As reported in a few places, the Florida Senate has announced it’s six-part property tax reform package. The House package is contained in HJR 7089 by the Policy & Budget Council.
Here are the points from Naked Politics, with some analysis included:
Rolled Back Rate
* Roll back local-government property taxes to the 2005-2006 tax year and then allow governments to increase adjust the rates based on population and inflation. The rate would freeze for a year, meaning taxpayers would pay less next year than this year.
The House rolls back to 2003-2004 and does not include the one year freeze.
This is a change the the definition of what is called the “rolled-back rate.” The rolled-back rate means, “this is how much the millage would be this year to give the government the same amount of money it collected last year.” In theory, if the government never needed more or less total money, the rolled-back rate would decrease every year because total value of all properties increases.
Many local governments work in the reverse, if we kept the same rate, how much money would we collect? A lot of them cut the rate – which means they technically “cut” your taxes, even though you pay more because your property value went up. (This is a government “cut” which means less than you would have otherwise… not a real “cut” which means less than last year.)
*Cap property-tax revenues for cities and counties going forward, and preventing tax collections from increasing by more than the population and inflation rate for any particular year starting in 2009.
The House cap is on the millage rate, which means the total collections could be above the inflation-plus-growth limit. The Senate limits total collections, which could have a dramatic impact on the millage rate.
If inflation is 3%, growth is 5%, and the property values increase by 10% – its possible to see the millage rate decrease by 2% under the Senate Bill, keeping total revenue to an 8% increase; while the House Bill would allow the local governments in increase their total revenue by 18%, by capping their millage rate at 8%. (This is a DRAMATIC over-simplification, but the effects are fairly accurate)
Bill of Rights
*Give taxpayers as “Bill of Rights” that allows them to more easily see how government money is raised and spent.
There has been some attempts in recent years to make TRIM notices easier to read. If this measure is implemented correctly, it could be a big help to taxpayers – and could make local government officials squirm some more.
The Buzz notes this about the Bill of Rights:
Property would have to be assessed for what it’s currently permitted for, not what it could be. Fair compensation to homes subject to eminent domain, with SOH going to new property; local governments would have to post revenue and expenditures online, a nod toward “transparency.”
The House bill does not include this provision. However, using the current use rather than highest and best use would be a major help. It would also reduce costs for government projects through the eminent domain process; especially if the cap is maintained at the new property.

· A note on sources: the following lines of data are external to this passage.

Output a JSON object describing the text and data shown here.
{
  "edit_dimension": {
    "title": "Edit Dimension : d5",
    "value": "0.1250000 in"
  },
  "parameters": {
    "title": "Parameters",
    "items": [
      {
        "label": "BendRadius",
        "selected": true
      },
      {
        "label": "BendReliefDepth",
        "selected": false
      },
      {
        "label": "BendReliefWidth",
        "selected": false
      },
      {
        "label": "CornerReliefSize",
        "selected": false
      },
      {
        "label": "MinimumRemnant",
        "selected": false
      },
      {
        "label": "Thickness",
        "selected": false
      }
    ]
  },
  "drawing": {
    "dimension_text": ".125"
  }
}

*Exempt $25,000 of businesses tangible personal property taxes —- paid on items such as computers and shelves. That would up to 1 million businesses from paying the taxes, and allow 300,000 future businesses to have a partial cut, according to the Senate plan.
This is the same provision as in the House bill.
Double the homestead exemption
*Double the homestead exemption to $50,000 for first-time homebuyers. The exemption would return to $25,000 over the years as the value of a home grew.
The House bill does not include this provision, because it allows for counties to totally exempt homestead properties from property taxes.
A higher exemption for first-time homebuyers is one way to help ensure that growth pays for itself. That combined with the portability provision below should provide local governments with enough growth-related revenue to meet growth-related expenditures
Income producing properties
*Tax affordable housing owners based on the rent they collect rather than the market value of the property.
The House plan includes a provision that renters can receive benefits given to their landlords. However, the Senate provision has the virtue of promoting affordable housing by lowering their property taxes if they lower rent.
*Allow homeowners to keep their savings between their assessed value and taxable value if they move to a new home. However, the taxable value of the home will grow by 10 percent —- as opposed to the current 3 percent increase currently allowed under the Save Our Homes cap. Over time, the home’s taxable value would return to 3 percent.
Again, because homestead properties would be totally or partially exempt in the House bill, there is no provision for portability.
I need to review the details of this provision to determine how this works. This summary says that if I move from a $200,000 home to a $500,000 home, I am taxed on the $200,000 home and the value increases by 10% per year… it could take a while to get to the $500,000 home’s appropriate value. Or, it says that when I move, I am taxed on the $500,000 home and its value increases by up to 10% per year, sliding down to 3%.
Now, if the provision is supposed to remove the “trapped in their homes” issue, I have to believe it’s closer to the former than the latter example.
It will be interesting to see which plan passes… since there is a wide gulf between no property taxes (House) and reformed property taxes (Senate). On other areas, the Legislature is in closer agreement.
UPDATE: The Senate Bill has been filed as SJR 3034.